Everything about rhubarb is vivid. Everything about it is a wakeup call from the parsnips and winter squash that dominate cooking all the way through March. Once the strawberry plants snap to attention and start pushing out fruit, it makes a great counterbalance to their intense, red sweetness in pies, or crisps, or sometimes upside down cakes. But even alone — even raw — rhubarb shines.
This week’s experiment takes rhubarb and pairs it with another treat that’s just coming into season — ice cream. I happened to come across a giant bundle of rhubarb this week, just as I was planning to freeze the ice cream maker for its first go of the year. And looking back and forth between the red stalky vegetable and the quarts of milk and cream, I thought — why not!
Rhubarb ice cream didn’t sound particularly appetizing to me, but rhubarb did sound delicious as a topping. So I borrowed (with some modification) a page from David Lebovitz’s The Perfect Scoop, made a batch of his intensely vanilla ice cream, paired it with rhubarb compote (which is also great when spread on homemade bread, by the way), and had a grand old time.
My dinner guests, this week, oohed and ahhed at dessert. Sarah, who had told me that she wanted to measure out her own quantity of compote because — really? rhubarb? — was converted. And I’m pretty sure that you all will be converted, too.
Rhubarb, it seems to me, is around for entirely too short a time. So I would encourage you to try this recipe sooner than later. It is good. It is — despite the poison leaves — unlikely to kill you. And it makes an electric start to the spring vegetable season.
Eat!
For the Ice Cream:
2 cups Heavy Cream
1 cup Goat Milk (or cow’s milk, if you really feel you must)
3/4 cup Granulated Sugar
6 Egg Yolks
1 tsp Vanilla Extract
1 Vanilla Bean, split and stripped of its seeds
Salt
For the Compote:
1 lb Rhubarb
1 cup Granulated Sugar
Juice of 1 Lemon
Salt
To make the ice cream: Add one cup of cream to a metal bowl, and put it in the refrigerator to chill.
To a saucepan over low heat, add the rest of the cream and the milk, along with the vanilla bean and its seeds. And stirring, allow the mixture to come to a low simmer very slowly. When it begins to steam, and when bubbles begin to show, remove the vanilla bean, whisk the egg yolks in a separate bowl (just enough to break them up), and pour in about a third of the hot milk mixture, whisking vigorously to temper the yolks and keep them from curdling. Then pour the whole thing back into saucepan, and continue to whisk until the mixture begins to thicken (this should happen at about 170F).

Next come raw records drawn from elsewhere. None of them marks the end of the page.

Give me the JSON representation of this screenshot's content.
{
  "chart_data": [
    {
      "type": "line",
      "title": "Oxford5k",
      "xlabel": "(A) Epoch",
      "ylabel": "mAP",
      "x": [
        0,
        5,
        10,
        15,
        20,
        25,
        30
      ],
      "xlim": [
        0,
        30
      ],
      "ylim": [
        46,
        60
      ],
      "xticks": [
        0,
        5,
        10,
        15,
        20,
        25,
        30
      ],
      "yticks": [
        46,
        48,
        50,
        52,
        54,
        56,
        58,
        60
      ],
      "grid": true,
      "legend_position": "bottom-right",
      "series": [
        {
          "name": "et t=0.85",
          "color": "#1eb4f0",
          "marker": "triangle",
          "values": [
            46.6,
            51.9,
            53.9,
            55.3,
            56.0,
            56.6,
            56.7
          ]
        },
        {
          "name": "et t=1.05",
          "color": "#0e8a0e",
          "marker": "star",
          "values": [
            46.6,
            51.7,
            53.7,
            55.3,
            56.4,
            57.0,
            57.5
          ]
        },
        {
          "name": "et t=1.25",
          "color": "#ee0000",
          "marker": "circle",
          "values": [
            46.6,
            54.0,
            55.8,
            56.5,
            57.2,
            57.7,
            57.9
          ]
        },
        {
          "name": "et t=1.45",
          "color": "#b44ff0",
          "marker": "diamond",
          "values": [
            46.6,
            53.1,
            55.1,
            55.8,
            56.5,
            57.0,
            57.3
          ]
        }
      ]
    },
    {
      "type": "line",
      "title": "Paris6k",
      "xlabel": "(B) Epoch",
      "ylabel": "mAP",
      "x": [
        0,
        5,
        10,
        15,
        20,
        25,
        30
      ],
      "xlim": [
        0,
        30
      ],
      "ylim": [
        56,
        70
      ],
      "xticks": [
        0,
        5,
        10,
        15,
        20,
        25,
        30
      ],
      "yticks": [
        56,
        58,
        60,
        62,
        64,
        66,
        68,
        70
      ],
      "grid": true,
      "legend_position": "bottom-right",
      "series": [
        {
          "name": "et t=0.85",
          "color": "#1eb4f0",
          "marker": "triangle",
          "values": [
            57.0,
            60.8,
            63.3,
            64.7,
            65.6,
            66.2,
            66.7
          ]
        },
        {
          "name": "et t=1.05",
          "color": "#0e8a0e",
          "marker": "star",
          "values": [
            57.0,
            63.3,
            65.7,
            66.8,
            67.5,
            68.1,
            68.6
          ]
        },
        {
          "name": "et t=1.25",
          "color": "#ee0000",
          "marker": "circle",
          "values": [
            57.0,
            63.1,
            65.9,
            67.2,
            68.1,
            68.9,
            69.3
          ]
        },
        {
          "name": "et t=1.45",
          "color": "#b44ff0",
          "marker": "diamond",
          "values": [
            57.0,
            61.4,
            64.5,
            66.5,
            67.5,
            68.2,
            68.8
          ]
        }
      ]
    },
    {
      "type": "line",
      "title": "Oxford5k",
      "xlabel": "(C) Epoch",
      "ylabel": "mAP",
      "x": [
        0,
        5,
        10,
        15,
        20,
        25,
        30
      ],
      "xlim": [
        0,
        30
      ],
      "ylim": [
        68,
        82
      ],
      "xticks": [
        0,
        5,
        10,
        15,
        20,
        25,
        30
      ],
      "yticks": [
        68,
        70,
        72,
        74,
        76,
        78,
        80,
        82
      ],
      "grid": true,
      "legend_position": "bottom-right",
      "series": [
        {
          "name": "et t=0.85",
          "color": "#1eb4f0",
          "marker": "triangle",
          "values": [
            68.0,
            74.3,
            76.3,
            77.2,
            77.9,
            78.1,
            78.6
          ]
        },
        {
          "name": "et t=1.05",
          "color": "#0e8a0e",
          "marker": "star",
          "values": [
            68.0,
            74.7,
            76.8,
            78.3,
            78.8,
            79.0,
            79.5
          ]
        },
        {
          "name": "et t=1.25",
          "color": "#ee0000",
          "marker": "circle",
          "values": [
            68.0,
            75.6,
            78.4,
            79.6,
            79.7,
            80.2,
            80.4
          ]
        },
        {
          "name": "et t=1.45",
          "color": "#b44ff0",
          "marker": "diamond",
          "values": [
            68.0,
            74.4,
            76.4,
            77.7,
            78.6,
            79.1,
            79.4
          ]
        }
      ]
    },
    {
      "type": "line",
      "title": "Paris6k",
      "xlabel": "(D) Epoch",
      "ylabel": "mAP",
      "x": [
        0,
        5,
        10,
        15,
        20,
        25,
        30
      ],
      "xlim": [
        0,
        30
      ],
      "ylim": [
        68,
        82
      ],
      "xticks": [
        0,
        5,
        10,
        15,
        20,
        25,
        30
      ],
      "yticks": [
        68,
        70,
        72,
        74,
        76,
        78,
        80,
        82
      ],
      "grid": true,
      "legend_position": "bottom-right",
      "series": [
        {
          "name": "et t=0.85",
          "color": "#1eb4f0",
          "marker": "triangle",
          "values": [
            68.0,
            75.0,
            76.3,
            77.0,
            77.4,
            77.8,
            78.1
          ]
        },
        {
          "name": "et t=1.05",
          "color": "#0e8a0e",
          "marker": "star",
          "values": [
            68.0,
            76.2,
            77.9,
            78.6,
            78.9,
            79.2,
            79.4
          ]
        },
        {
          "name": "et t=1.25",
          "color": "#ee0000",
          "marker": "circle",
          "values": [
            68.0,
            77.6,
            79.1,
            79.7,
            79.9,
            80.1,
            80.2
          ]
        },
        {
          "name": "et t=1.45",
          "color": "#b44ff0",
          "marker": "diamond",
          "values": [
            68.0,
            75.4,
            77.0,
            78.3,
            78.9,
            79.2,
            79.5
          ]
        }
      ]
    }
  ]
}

Once your custard base has thickened, pour it through a sieve into the bowl of chilled cream. Add the vanilla extract, stir, and chill thoroughly in the coldest part of your refrigerator. When the base has chilled, freeze it according to your ice cream maker’s directions.
To make the compote: Strip the rhubarb of any remaining leaves, and cut its stems into quarter-inch slices. To a saucepan over medium heat, add the slices, sugar, lemon juice, and a pinch of salt, and cook together, stirring, until the sugar dissolves, the mixture boils, and the rhubarb begins to soften.
Cook the compote for about twenty minutes, until most of the rhubarb has gone to mush, and the mixture thickens just about to the consistency of jam. Remove to a pint jar (or similar container), and refrigerate.
Putting it all together: When it’s time for dessert, check to make sure that the ice cream has thoroughly frozen, and the compote has thoroughly chilled.
Into a dish, for each of your guests, add about a teaspoon of compote. On top of that, place two to three perfect scoops of the vanilla ice cream. And then, on top of that, dribble more compote. You’re welcome to add nuts, whipped cream, and a cherry on top of that to turn it into a sundae, but there’s no need.
Serve immediately — before the ice cream melts! — and enjoy.